Why else would it fail? Does it depend on layout at all? How can I fix it?

(I'm keeping this general because I'd like a catch-all reference answer.)

Update 1

Thanks for the pointers so far about non-explicit image sizes. But what about on a page where all the elements have explicit size? (I'm dealing with one now.)

+4  A: 

I believe the behavior you are seeing is the result of the browser locating to that spot on the page before all images have finished loading. Once the images finish loading, then the layout of the page has changed (the page is likely longer vertically, for example), causing the location of where the anchor should be to have changed - but the browser still thinks it has already navigated to that anchor.

matt b
+14  A: 

Quite often the scrolling can occur before the page has finished loading. If you have images without widths and heights, the page will jump, then load the image and re-layout itself, making the place you previously jumped to seem wrong.

Edit: Anything else that can change page layout should also be considered with suspicion... this include javascript and CSS that's not loaded in the <head> (never mind that all CSS should be loaded in the head; it isn't always).

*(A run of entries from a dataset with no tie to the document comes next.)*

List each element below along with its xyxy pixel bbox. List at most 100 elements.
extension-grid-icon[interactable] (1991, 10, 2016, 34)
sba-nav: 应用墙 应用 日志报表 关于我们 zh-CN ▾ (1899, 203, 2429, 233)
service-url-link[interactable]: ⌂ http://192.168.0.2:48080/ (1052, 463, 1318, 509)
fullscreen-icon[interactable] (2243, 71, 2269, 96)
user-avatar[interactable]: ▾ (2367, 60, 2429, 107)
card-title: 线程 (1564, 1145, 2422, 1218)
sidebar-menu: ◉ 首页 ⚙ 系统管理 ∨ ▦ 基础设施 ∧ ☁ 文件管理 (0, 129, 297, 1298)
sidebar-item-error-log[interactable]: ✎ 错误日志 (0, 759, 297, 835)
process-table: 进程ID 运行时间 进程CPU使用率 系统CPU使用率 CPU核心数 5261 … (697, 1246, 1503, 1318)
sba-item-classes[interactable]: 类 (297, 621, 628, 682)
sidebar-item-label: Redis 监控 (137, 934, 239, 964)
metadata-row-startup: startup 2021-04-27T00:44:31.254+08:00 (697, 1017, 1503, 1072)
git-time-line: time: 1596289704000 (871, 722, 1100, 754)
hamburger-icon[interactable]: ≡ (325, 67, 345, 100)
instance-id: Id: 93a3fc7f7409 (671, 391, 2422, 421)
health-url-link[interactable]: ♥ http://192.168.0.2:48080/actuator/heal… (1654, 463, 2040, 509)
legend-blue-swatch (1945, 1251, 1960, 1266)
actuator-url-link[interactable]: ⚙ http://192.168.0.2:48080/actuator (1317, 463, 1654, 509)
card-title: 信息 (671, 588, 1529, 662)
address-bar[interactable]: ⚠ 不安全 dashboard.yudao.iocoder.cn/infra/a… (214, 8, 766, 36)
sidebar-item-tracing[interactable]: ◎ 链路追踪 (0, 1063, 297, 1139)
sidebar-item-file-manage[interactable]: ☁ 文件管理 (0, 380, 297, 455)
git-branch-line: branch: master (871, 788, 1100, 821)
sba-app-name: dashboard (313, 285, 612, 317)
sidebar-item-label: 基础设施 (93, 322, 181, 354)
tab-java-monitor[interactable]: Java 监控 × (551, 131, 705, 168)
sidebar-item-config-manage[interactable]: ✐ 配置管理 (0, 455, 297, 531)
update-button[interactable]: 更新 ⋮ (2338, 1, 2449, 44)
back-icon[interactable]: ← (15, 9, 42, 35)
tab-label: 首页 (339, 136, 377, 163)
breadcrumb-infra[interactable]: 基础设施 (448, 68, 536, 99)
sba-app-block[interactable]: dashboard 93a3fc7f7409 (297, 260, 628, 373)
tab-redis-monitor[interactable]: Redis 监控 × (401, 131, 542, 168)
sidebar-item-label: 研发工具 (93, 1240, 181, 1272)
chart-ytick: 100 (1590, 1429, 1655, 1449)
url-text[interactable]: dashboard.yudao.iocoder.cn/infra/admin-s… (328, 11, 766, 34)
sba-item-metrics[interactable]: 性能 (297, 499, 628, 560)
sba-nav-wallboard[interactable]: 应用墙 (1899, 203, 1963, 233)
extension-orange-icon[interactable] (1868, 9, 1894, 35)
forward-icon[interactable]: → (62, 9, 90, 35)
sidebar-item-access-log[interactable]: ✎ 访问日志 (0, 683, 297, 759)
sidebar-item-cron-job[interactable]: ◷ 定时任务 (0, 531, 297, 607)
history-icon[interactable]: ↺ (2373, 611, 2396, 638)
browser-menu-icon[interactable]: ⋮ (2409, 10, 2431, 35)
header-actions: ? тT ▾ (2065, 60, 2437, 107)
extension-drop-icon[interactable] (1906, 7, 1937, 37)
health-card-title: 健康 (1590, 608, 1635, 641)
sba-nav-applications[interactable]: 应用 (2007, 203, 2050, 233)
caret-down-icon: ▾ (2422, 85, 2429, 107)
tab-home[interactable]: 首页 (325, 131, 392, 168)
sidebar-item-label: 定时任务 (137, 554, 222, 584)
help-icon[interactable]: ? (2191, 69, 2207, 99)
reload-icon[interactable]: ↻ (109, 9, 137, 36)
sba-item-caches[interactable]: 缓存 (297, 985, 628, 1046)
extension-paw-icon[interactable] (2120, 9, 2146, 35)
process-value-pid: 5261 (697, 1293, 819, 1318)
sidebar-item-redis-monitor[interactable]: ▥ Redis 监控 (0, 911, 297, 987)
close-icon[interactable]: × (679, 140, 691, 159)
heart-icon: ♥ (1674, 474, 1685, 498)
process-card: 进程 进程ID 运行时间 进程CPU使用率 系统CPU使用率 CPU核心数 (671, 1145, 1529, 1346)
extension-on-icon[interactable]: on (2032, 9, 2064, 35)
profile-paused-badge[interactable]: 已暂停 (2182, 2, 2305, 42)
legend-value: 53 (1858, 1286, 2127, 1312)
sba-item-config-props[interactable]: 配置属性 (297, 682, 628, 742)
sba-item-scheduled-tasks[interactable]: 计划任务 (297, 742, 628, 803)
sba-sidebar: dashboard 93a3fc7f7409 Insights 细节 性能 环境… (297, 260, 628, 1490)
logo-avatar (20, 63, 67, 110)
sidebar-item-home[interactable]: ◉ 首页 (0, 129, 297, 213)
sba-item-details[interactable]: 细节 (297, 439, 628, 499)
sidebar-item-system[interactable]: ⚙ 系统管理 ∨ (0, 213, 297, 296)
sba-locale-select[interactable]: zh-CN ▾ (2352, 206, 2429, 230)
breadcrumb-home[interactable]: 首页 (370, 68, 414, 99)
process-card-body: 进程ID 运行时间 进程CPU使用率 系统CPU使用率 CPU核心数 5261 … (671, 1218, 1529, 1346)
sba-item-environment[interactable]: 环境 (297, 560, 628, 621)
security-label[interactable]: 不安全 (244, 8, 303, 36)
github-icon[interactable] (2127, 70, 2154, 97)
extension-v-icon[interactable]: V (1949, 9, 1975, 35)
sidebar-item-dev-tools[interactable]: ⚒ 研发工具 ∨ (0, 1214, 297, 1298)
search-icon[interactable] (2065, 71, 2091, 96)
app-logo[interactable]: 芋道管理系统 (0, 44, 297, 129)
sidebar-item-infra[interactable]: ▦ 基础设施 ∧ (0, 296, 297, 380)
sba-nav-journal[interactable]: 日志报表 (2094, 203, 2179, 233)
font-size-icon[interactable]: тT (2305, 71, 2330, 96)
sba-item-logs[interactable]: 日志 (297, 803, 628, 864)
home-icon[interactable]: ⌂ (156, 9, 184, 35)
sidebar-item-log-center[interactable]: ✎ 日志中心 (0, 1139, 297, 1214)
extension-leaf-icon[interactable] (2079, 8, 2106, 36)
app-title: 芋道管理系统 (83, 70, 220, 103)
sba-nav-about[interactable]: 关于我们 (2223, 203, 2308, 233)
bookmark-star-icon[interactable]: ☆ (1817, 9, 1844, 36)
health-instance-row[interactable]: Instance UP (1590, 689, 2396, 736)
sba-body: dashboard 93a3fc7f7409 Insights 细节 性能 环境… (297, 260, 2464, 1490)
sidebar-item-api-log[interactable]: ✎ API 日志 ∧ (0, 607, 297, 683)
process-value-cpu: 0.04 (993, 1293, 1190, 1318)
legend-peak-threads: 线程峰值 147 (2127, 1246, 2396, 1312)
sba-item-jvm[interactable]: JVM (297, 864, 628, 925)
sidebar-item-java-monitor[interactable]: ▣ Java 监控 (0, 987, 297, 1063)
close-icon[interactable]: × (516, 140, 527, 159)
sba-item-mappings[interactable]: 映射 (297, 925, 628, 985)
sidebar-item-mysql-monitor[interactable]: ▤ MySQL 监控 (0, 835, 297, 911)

If the page is bounced through a redirect, I believe IE will scroll the end page but Firefox won't.

Greg
I think there could also be problems if the target is in a floated container, or the container is positioned using any other method than 'static' since this distrupts the natural flow of the document...
HorusKol
+1  A: 

Note that you can add id="pagelocation" to just about any HTML element, for the same result, which saves you adding the additional anchors for link destinations.

Peter Hilton
How would you structure the link?
Nathan Long
The same - <a href="#pagelocation">Location on Page</a>
Peter Hilton
A: 

As mentioned above, this is probably due to images being rendered late and 'adjusting' the layout as they load.

If you can specify the size of the images then that much room can be allocated before they render, which should prevent the problem.

As a side note I've had this problem before in the form of using forward/back between enough pages that the images needed reloading, causing me to end up in the wrong place after they had rendered.

DrHazzard
A: 

I have also seen this happen when JavaScript creates a drop-down menu at the top of a page. Then, once the menu has been finished, it is hidden, scrolling up the content below.

In the meantime, the browser has already set the target location at the top of the window. Hiding the menu a the very top of the page moves the target location up off the top of the window.